Site Reliability Engineer
apple
Job Description
- Design, develop, and automate: Build tools, frameworks and solutions to improve reliability, scalability, and efficiency across large scale distributed data platform systems.
- Monitor and maintain: Implement advanced monitoring and alerting for on-prem , cloud and workloads.
- Troubleshoot and solve: Support critical applications including analytics, reporting, and AI/ML apps. Respond to and resolve complex production incidents, and perform root cause analysis.
- Collaborate: Work closely with development and operations teams to integrate reliability best practices throughout the software lifecycle.
- Optimize: Proactively recommend improvements in architecture, deployment, and operations for distributed systems
Minimum Qualifications
- Experience: 5+ years in software site reliability engineering or software development roles.
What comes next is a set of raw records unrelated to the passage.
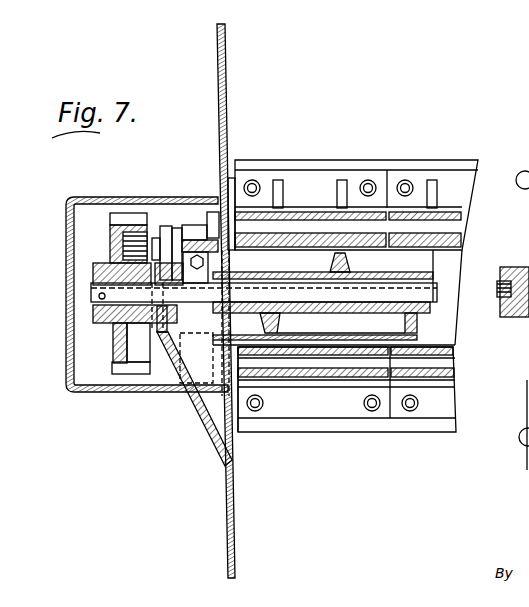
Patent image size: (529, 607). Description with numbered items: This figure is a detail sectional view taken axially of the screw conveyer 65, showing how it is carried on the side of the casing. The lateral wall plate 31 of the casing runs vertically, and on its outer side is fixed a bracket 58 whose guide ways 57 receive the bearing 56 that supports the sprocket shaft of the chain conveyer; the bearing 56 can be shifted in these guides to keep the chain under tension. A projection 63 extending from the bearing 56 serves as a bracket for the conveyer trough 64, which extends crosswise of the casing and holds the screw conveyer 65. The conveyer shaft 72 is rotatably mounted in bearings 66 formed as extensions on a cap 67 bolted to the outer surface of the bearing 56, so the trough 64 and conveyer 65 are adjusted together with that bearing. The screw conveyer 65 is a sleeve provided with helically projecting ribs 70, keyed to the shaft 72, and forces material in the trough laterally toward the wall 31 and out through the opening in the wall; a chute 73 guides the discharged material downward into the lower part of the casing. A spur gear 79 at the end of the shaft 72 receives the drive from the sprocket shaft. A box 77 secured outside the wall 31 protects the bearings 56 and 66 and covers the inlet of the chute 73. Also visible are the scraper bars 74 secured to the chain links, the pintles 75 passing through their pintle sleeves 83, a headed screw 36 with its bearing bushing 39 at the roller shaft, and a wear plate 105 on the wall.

The lateral wall plate 31 is at (227, 82).
The headed screw 36 is at (499, 289).
The bearing bushing 39 is at (528, 262).
The bearing 56 is at (186, 226).
The guide way 57 is at (200, 225).
The bracket 58 is at (200, 212).
The projection 63 is at (166, 240).
The conveyer trough 64 is at (440, 334).
The screw conveyer 65 is at (420, 320).
The bearing 66 is at (152, 326).
The cap 67 is at (156, 232).
The helically projecting rib 70 is at (278, 313).
The conveyer shaft 72 is at (96, 308).
The chute 73 is at (208, 430).
The scraper bar 74 is at (446, 160).
The pintle 75 is at (462, 220).
The box 77 is at (80, 390).
The spur gear 79 is at (156, 335).
The pintle sleeve 83 is at (306, 208).
The wear plate 105 is at (231, 176).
- Programming: Proficient in at least one of Python, Golang, or Java.
- Skilled at coding for distributed systems and developing resilient data pipelines.
- Cloud Platforms: Hands-on experience with at least one major cloud platform (AWS, Azure, or Google Cloud Platform).
Preferred Qualifications
- Expertise in designing, building, and operating critical, large-scale distributed systems with a focus on low latency, fault-tolerance, and high availability.
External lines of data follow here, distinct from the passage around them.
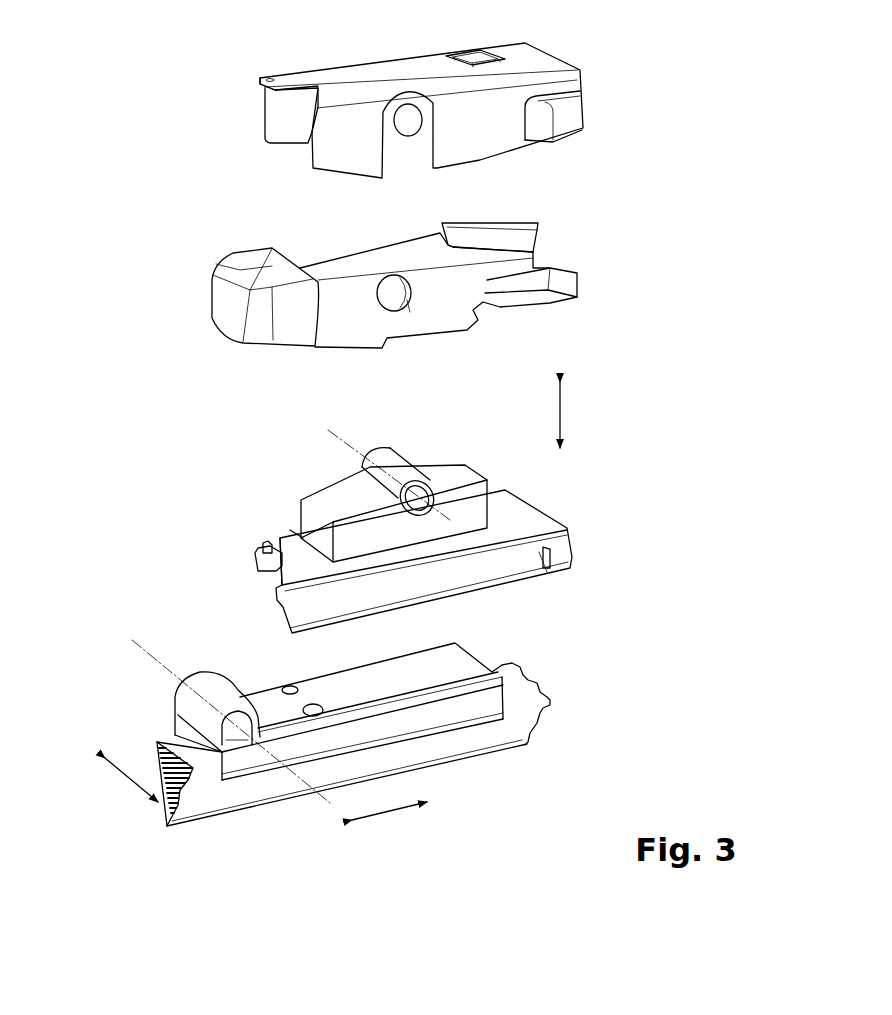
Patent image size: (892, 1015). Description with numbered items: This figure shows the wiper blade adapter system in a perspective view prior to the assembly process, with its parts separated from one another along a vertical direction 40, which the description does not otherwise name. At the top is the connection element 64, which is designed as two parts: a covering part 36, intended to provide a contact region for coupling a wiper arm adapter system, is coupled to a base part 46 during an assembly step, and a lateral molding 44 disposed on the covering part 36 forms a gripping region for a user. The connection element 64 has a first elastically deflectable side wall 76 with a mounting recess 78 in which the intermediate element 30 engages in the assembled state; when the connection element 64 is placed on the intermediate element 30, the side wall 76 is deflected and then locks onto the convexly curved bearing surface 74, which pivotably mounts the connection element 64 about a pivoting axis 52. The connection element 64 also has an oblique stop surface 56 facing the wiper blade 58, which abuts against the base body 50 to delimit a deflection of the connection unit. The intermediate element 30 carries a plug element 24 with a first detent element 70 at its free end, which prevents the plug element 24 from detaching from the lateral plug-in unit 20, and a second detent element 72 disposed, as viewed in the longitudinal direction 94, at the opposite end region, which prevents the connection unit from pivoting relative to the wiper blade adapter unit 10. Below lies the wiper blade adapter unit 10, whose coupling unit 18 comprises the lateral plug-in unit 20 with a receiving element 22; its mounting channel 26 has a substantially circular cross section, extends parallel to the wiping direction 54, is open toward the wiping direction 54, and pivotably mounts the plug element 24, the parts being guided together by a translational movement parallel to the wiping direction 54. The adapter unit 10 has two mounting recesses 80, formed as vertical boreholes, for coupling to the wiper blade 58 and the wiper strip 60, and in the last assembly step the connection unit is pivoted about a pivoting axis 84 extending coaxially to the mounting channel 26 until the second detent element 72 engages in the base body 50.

The wiper blade adapter unit 10 is at (535, 670).
The coupling unit 18 is at (240, 655).
The lateral plug-in unit 20 is at (152, 685).
The receiving element 22 is at (198, 680).
The plug element 24 is at (263, 565).
The mounting channel 26 is at (233, 730).
The intermediate element 30 is at (520, 517).
The covering part 36 is at (562, 73).
The vertical direction 40 is at (561, 413).
The lateral molding 44 is at (573, 121).
The base part 46 is at (442, 320).
The base body 50 is at (457, 663).
The pivoting axis 52 is at (328, 432).
The wiping direction 54 is at (132, 780).
The oblique stop surface 56 is at (288, 350).
The wiper blade 58 is at (478, 740).
The wiper strip 60 is at (155, 760).
The connection element 64 is at (573, 102).
The first detent element 70 is at (268, 545).
The second detent element 72 is at (570, 570).
The bearing surface 74 is at (402, 304).
The first side wall 76 is at (363, 320).
The mounting recess 78 is at (408, 308).
The mounting recesses 80 is at (290, 690).
The pivoting axis 84 is at (150, 655).
The longitudinal direction 94 is at (388, 813).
- Experience with contribution to Open Source projects is a plus.
- Experience with multiple public cloud infrastructure, managing multi-tenant Kubernetes clusters at scale and debugging Kubernetes/Spark issues.
- Experience with workflow and data pipeline orchestration tools (e.g., Airflow, DBT).
- Understanding of data modeling and data warehousing concepts.
- Familiarity with the AI/ML stack, including GPUs, MLFlow, or Large Language Models (LLMs).
- Data Structures & Algorithms: Strong foundation and application experience.
- Distributed Systems: Solid understanding and hands-on experience managing at least one distributed system (e.g. Kafka, Spark, Flink etc. ).
- Solid understanding of software engineering best practices, including the full development lifecycle, secure coding, and experience building reusable frameworks or libraries.
- Problem Solving: Demonstrated ability to independently troubleshoot and resolve complex technical issues.
- Creative Thinking: A track record of proposing and implementing innovative solutions to technical challenges.